Background: Widespread application of co-design methods in cancer research has highlighted its value for creating user-centric change to cancer care and service delivery models. Use of co-design has also revealed that whilst presenting opportunities for person-centric practice and enhanced services, the process is also fraught with a range of challenges for members, facilitators and service providers.
Aim: As we approach the end of a four-year program of cancer service research (the CanEngage Project) to improve safety outcomes in cancer care among culturally and linguistically diverse communities, we will explore the learnings and practical suggestions that have resulted from the project for co-design in cancer service research with CALD communities.
Methods: We employed an adapted model of experience-based co-design in which consumer co-facilitators and multilingual fieldworkers supported participation and processes. Throughout the four-year project, we gathered process analysis data via interviews with co-design members and facilitators to evaluate this adapted model.

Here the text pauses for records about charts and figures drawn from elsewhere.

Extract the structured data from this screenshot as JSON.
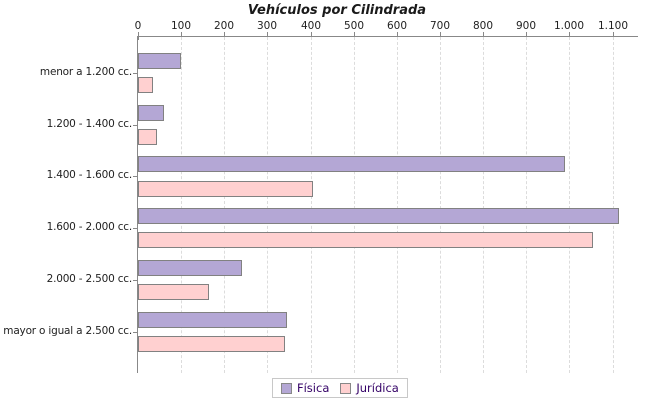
{
  "chart_data": {
    "type": "bar",
    "orientation": "horizontal",
    "title": "Vehículos por Cilindrada",
    "categories": [
      "menor a 1.200 cc.",
      "1.200 - 1.400 cc.",
      "1.400 - 1.600 cc.",
      "1.600 - 2.000 cc.",
      "2.000 - 2.500 cc.",
      "mayor o igual a 2.500 cc."
    ],
    "series": [
      {
        "name": "Física",
        "color": "#b4a7d5",
        "values": [
          100,
          60,
          990,
          1115,
          240,
          345
        ]
      },
      {
        "name": "Jurídica",
        "color": "#ffd0d0",
        "values": [
          35,
          45,
          405,
          1055,
          165,
          340
        ]
      }
    ],
    "x_axis": {
      "min": 0,
      "max": 1100,
      "tick_interval": 100,
      "tick_labels": [
        "0",
        "100",
        "200",
        "300",
        "400",
        "500",
        "600",
        "700",
        "800",
        "900",
        "1.000",
        "1.100"
      ],
      "position": "top"
    },
    "grid": "vertical-dashed",
    "legend_position": "bottom",
    "colors": {
      "axis": "#888888",
      "gridline": "#dcdcdc",
      "bar_border": "#818181",
      "legend_text": "#330066",
      "title_text": "#1a1a1a"
    }
  }
}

Results: CanEngage has provided evidence and informal learning about the planning and practice of co-design with CALD communities and clinicians in cancer services, which will be reported through this session. Key learnings relate to the impacts of establishing and sustaining the CanEngage Network of 11 consumers and multilingual fieldworkers. With the CanEngage Network, we have collaboratively designed and delivered three series of co-design workshops with six cancer services in NSW and VIC. We have learnt that each co-design is different, with practice driven by group purpose and membership. Fostering close connection between those facilitating co-design was vital to navigate practice together. A co-facilitation model between clinician-academics and consumers underpinned the planning and conduct of co-design. Co-facilitation has enabled us to support diverse members to co-create service relevant tools and practices that support safer care. Co-facilitation itself requires reflective practice, with regular open discussion to plan and debrief about co-design practice being valuable to safely evaluate new approaches.